A judge last week ordered Parson back to the bargaining table.
This will probably be an opportunity for the governor to find a consultant to give him expensive advice on how to avoid paying the workers. That, it seems, is becoming a Parson specialty. Last week, my colleague Kurt Erickson reported that Parson paid a California consultant nearly $6 million to help the state navigate the surge of unemployment during the pandemic. That would pay a lot of unemployment benefits.
Then there’s the $800,000 paid to another consultant to evaluate and recognize state employees, some of whom are working without a union contract because Parson won’t negotiate with them. And the more than $2 million paid to a Virginia-based consultant to help with vaccination rollout, while Missouri consistently has ranked as one of the lowest performing states in the country.
That’s money well spent. In Parson’s mind, at least.
It doesn’t take a consultant to identify a couple of easy steps that would help Missouri’s employment as well as its economic situation: Expanding Medicaid would bring an influx of billions of federal dollars and help people keep existing jobs and obtain better ones. Paying decent union wages would put money in the hands of working families so they can contribute to Missouri’s economic revival.

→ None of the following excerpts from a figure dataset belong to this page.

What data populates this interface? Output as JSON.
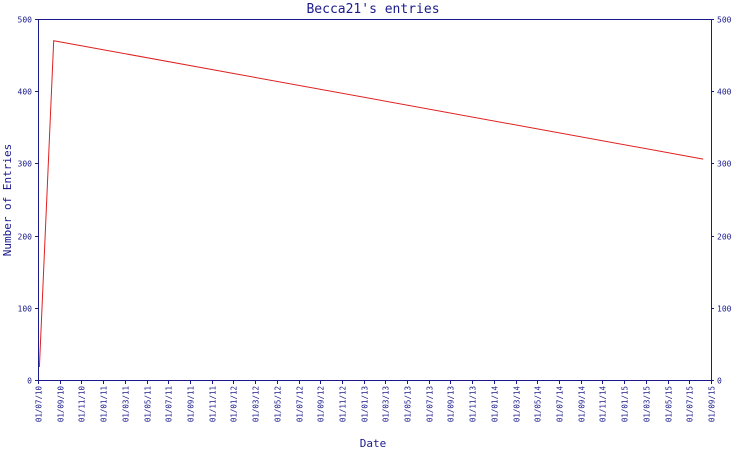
{
  "chart_data": {
    "type": "line",
    "title": "Becca21's entries",
    "xlabel": "Date",
    "ylabel": "Number of Entries",
    "ylim": [
      0,
      500
    ],
    "yticks": [
      0,
      100,
      200,
      300,
      400,
      500
    ],
    "right_axis_ticks": [
      0,
      100,
      200,
      300,
      400,
      500
    ],
    "x_start": "2010-07-01",
    "x_end": "2015-09-01",
    "x_tick_labels": [
      "01/07/10",
      "01/09/10",
      "01/11/10",
      "01/01/11",
      "01/03/11",
      "01/05/11",
      "01/07/11",
      "01/09/11",
      "01/11/11",
      "01/01/12",
      "01/03/12",
      "01/05/12",
      "01/07/12",
      "01/09/12",
      "01/11/12",
      "01/01/13",
      "01/03/13",
      "01/05/13",
      "01/07/13",
      "01/09/13",
      "01/11/13",
      "01/01/14",
      "01/03/14",
      "01/05/14",
      "01/07/14",
      "01/09/14",
      "01/11/14",
      "01/01/15",
      "01/03/15",
      "01/05/15",
      "01/07/15",
      "01/09/15"
    ],
    "grid": false,
    "series": [
      {
        "color": "#e02020",
        "points": [
          {
            "x": "2010-07-05",
            "y": 18
          },
          {
            "x": "2010-08-14",
            "y": 470
          },
          {
            "x": "2015-08-10",
            "y": 306
          }
        ]
      }
    ]
  }
}
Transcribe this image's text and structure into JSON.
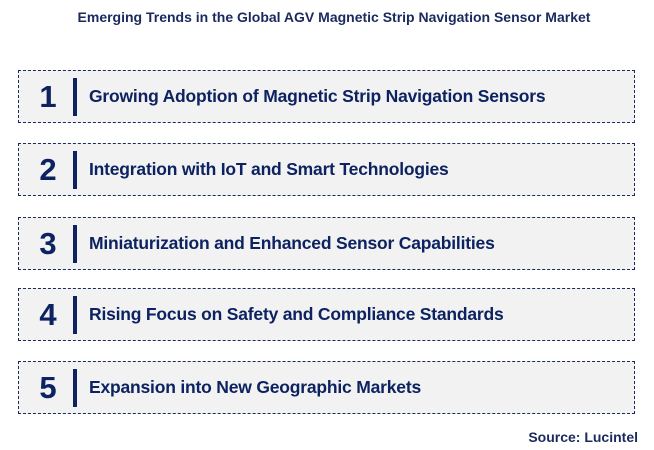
{
  "title": "Emerging Trends in the Global AGV Magnetic Strip Navigation Sensor Market",
  "colors": {
    "primary": "#0d2260",
    "box_bg": "#f2f2f2"
  },
  "trends": [
    {
      "number": "1",
      "label": "Growing Adoption of Magnetic Strip Navigation Sensors"
    },
    {
      "number": "2",
      "label": "Integration with IoT and Smart Technologies"
    },
    {
      "number": "3",
      "label": "Miniaturization and Enhanced Sensor Capabilities"
    },
    {
      "number": "4",
      "label": "Rising Focus on Safety and Compliance Standards"
    },
    {
      "number": "5",
      "label": "Expansion into New Geographic Markets"
    }
  ],
  "source": "Source: Lucintel"
}
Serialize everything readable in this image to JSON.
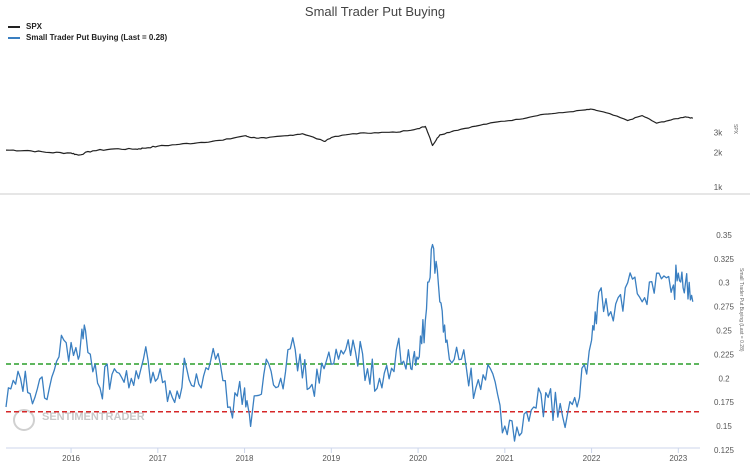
{
  "chart_data": [
    {
      "type": "line",
      "title": "Small Trader Put Buying",
      "series": [
        {
          "name": "SPX",
          "color": "#222222",
          "x": [
            "2015-04",
            "2015-07",
            "2015-10",
            "2016-01",
            "2016-02",
            "2016-04",
            "2016-07",
            "2016-10",
            "2016-11",
            "2017-01",
            "2017-04",
            "2017-07",
            "2017-10",
            "2018-01",
            "2018-02",
            "2018-04",
            "2018-07",
            "2018-09",
            "2018-12",
            "2019-01",
            "2019-04",
            "2019-07",
            "2019-10",
            "2020-01",
            "2020-02",
            "2020-03",
            "2020-04",
            "2020-06",
            "2020-09",
            "2020-12",
            "2021-03",
            "2021-06",
            "2021-09",
            "2021-12",
            "2022-01",
            "2022-03",
            "2022-06",
            "2022-08",
            "2022-10",
            "2022-12",
            "2023-02",
            "2023-03"
          ],
          "values": [
            2100,
            2080,
            2000,
            1980,
            1900,
            2070,
            2150,
            2140,
            2180,
            2270,
            2360,
            2450,
            2560,
            2800,
            2700,
            2670,
            2810,
            2920,
            2500,
            2700,
            2920,
            2980,
            3000,
            3230,
            3380,
            2300,
            2850,
            3100,
            3400,
            3700,
            3900,
            4280,
            4450,
            4700,
            4770,
            4450,
            3800,
            4200,
            3600,
            3850,
            4100,
            3980
          ],
          "axis": {
            "ticks": [
              1000,
              2000,
              3000
            ],
            "tick_labels": [
              "1k",
              "2k",
              "3k"
            ],
            "log_scale": true,
            "label": "SPX"
          }
        },
        {
          "name": "Small Trader Put Buying (Last = 0.28)",
          "color": "#3a7fc1",
          "last_value": 0.28,
          "x": [
            "2015-04",
            "2015-06",
            "2015-08",
            "2015-10",
            "2015-12",
            "2016-02",
            "2016-03",
            "2016-05",
            "2016-07",
            "2016-09",
            "2016-11",
            "2017-01",
            "2017-03",
            "2017-05",
            "2017-07",
            "2017-09",
            "2017-11",
            "2018-01",
            "2018-02",
            "2018-04",
            "2018-06",
            "2018-08",
            "2018-10",
            "2018-12",
            "2019-02",
            "2019-04",
            "2019-06",
            "2019-08",
            "2019-10",
            "2019-12",
            "2020-01",
            "2020-02",
            "2020-03",
            "2020-04",
            "2020-05",
            "2020-07",
            "2020-09",
            "2020-11",
            "2021-01",
            "2021-03",
            "2021-05",
            "2021-07",
            "2021-09",
            "2021-11",
            "2022-01",
            "2022-02",
            "2022-04",
            "2022-06",
            "2022-08",
            "2022-10",
            "2022-12",
            "2023-01",
            "2023-02",
            "2023-03"
          ],
          "values": [
            0.17,
            0.2,
            0.18,
            0.19,
            0.24,
            0.22,
            0.25,
            0.19,
            0.21,
            0.19,
            0.22,
            0.2,
            0.18,
            0.21,
            0.19,
            0.22,
            0.17,
            0.19,
            0.16,
            0.22,
            0.2,
            0.23,
            0.19,
            0.21,
            0.22,
            0.24,
            0.21,
            0.19,
            0.23,
            0.21,
            0.22,
            0.26,
            0.34,
            0.28,
            0.24,
            0.22,
            0.19,
            0.21,
            0.15,
            0.14,
            0.17,
            0.18,
            0.16,
            0.17,
            0.24,
            0.29,
            0.26,
            0.3,
            0.28,
            0.31,
            0.29,
            0.31,
            0.3,
            0.28
          ],
          "axis": {
            "ticks": [
              0.125,
              0.15,
              0.175,
              0.2,
              0.225,
              0.25,
              0.275,
              0.3,
              0.325,
              0.35
            ],
            "tick_labels": [
              "0.125",
              "0.15",
              "0.175",
              "0.2",
              "0.225",
              "0.25",
              "0.275",
              "0.3",
              "0.325",
              "0.35"
            ],
            "label": "Small Trader Put Buying (Last = 0.28)"
          }
        }
      ],
      "reference_lines": [
        {
          "value": 0.215,
          "color": "#2a9d2a",
          "style": "dashed"
        },
        {
          "value": 0.165,
          "color": "#d62728",
          "style": "dashed"
        }
      ],
      "x_axis": {
        "start": "2015-04",
        "end": "2023-04",
        "tick_labels": [
          "2016",
          "2017",
          "2018",
          "2019",
          "2020",
          "2021",
          "2022",
          "2023"
        ]
      },
      "legend_placement": "top-left",
      "grid": false,
      "watermark": "SENTIMENTRADER"
    }
  ]
}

Getting Missouri out of the bottom of the barrel when it comes to funding higher education could stave off the middle-class tax hike coming Missouri parents’ way next fall in the form of tuition hikes approved by the University of Missouri Board of Curators last week.
If only there were a consultant — who could overcharge the state government by millions of dollars — who could explain these things to the governor, then the working families of this state might have a chance to get a better return on their investment.